On Thursday, 23rd June 2022, a hacker successfully conducted a malicious attack to steal $100 million from Harmony’s Horizon bridge, through 11 transactions that extracted tokens stored in the bridge. Incidentally, Harmony’s bridge for bitcoin remained unaffected during the attack.
1/ The Harmony team has identified a theft occurring this morning on the Horizon bridge amounting to approx. $100MM. We have begun working with national authorities and forensic specialists to identify the culprit and retrieve the stolen funds.— Harmony 💙 (@harmonyprotocol) June 23, 2022
A blockchain bridge, like Harmony’s Horizon, enables users to move assets including tokens, stablecoins, and NFTs, between different blockchains.
Immediately following the attack, Harmony stopped the Horizon bridge to prevent further transactions.
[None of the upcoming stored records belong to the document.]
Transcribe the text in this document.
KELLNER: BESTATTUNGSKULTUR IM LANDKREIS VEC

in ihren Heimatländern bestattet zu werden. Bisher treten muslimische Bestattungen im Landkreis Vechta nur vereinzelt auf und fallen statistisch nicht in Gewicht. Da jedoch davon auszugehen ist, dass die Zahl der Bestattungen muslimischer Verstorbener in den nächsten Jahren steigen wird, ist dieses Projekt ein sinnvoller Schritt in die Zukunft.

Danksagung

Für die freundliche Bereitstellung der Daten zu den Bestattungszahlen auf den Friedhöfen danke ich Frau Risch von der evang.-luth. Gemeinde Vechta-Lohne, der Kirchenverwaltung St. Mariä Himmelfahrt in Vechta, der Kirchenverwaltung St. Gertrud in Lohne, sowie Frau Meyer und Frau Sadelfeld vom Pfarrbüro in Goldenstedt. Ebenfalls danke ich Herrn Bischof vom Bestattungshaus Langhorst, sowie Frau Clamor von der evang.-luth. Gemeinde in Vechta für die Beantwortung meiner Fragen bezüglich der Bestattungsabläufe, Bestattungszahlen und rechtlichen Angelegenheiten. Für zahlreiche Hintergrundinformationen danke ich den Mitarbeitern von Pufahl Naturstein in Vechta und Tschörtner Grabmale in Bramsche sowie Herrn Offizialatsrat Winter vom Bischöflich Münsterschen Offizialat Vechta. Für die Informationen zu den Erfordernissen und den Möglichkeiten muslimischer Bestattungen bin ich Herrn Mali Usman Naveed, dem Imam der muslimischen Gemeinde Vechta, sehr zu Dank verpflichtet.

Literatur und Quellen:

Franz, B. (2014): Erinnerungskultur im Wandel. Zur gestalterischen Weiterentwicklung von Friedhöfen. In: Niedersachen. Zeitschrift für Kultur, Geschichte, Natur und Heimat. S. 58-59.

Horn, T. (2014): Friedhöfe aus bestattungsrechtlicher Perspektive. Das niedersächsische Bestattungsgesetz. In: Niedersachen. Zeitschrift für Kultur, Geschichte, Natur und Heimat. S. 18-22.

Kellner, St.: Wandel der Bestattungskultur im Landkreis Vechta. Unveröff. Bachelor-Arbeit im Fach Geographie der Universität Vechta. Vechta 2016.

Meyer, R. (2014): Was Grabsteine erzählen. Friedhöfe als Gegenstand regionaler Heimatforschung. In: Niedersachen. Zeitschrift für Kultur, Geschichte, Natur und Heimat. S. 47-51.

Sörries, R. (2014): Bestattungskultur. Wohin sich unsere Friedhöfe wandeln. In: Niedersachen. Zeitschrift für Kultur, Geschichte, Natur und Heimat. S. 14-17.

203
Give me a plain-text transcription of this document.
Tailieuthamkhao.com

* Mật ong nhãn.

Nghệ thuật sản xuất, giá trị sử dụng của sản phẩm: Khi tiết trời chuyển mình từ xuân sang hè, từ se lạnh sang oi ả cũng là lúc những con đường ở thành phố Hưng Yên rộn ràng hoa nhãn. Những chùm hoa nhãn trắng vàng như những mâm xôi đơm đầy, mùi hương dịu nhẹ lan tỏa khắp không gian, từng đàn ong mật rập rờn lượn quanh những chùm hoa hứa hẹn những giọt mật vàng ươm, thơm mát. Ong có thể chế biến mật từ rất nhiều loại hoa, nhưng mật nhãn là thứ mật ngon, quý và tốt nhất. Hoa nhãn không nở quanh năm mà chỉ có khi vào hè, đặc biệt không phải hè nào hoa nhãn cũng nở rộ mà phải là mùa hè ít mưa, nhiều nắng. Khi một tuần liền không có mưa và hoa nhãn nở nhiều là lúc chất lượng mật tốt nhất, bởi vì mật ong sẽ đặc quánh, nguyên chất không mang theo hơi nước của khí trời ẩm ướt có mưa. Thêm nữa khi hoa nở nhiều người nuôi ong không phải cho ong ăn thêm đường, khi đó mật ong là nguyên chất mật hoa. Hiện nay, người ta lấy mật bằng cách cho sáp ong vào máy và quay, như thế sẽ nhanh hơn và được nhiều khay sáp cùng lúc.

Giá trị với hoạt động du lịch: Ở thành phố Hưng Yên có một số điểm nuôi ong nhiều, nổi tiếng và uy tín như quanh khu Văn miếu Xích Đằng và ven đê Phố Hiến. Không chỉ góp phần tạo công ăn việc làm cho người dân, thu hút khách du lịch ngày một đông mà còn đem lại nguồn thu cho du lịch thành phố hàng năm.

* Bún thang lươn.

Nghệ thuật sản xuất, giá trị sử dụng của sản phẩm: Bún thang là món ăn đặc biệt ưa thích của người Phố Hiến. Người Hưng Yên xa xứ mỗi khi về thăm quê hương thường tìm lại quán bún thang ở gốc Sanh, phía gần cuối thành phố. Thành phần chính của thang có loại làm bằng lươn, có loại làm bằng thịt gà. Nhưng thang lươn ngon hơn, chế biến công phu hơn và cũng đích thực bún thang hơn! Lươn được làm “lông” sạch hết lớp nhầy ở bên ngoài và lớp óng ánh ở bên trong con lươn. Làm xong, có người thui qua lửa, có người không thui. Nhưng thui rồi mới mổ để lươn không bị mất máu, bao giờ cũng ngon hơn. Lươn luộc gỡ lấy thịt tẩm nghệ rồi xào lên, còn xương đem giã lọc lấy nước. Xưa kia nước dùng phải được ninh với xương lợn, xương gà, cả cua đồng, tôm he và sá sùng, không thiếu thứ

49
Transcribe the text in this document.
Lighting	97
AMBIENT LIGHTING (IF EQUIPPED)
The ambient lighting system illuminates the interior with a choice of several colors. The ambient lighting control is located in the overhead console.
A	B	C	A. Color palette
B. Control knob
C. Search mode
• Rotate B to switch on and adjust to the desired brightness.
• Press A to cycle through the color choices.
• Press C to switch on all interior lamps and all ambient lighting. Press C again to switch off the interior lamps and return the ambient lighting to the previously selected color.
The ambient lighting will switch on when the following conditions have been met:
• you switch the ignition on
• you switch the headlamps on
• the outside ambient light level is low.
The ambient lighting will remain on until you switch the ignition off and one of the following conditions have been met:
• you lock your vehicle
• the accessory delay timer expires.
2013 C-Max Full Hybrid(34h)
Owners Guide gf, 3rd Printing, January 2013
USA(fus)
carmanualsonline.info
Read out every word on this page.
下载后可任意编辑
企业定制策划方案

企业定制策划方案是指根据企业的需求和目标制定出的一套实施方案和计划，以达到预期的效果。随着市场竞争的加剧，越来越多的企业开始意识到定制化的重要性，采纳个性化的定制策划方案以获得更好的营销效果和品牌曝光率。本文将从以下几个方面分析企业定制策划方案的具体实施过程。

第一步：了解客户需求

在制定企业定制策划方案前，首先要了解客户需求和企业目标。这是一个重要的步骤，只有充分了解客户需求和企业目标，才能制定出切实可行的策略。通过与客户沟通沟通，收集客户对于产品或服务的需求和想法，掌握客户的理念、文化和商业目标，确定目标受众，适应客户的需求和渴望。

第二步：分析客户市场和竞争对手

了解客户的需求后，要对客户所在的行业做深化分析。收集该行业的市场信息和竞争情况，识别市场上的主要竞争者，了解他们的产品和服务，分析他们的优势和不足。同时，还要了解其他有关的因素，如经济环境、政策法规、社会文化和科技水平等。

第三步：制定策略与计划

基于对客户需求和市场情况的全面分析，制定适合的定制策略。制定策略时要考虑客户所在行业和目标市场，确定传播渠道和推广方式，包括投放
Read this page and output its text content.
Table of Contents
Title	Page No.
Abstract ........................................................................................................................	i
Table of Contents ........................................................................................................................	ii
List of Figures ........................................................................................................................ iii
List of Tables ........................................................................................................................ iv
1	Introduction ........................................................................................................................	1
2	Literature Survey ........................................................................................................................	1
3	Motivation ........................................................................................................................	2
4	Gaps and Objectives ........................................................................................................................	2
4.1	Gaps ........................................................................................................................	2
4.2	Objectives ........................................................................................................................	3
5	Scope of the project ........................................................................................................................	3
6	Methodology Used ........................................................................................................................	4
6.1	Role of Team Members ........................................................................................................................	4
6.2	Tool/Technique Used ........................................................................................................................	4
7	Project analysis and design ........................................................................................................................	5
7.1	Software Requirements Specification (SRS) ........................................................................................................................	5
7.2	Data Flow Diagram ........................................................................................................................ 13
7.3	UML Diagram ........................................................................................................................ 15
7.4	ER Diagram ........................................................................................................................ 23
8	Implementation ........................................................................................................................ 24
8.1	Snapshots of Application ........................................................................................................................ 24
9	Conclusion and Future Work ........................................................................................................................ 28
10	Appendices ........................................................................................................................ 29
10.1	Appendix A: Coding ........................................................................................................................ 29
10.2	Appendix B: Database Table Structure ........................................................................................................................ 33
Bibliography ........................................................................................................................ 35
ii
It then contacted FBI and multiple cybersecurity and exchange partners, to investigate, track and assist in retrieval of stolen assets. Only after these contacts established, Harmony announced the hack via Twitter and via its blog post.
The hacker seems to have been identified as the investigating team has attempted communication with an embedded message in a transaction to their address and is awaiting response.
In a blog post, the company said:
“This incident is a humbling and unfortunate reminder of how our work is paramount to the future of this space, and how much of our work remains ahead of us. ... We are working around the clock to ensure both the investigation and recovery of stolen funds are concluded in the most time efficient manner possible."
This breach marks the third major bridge hack this year alone. Even if we exclude the Horizon hack, money stolen from bridges exceeds $1 billion, according to some analysts.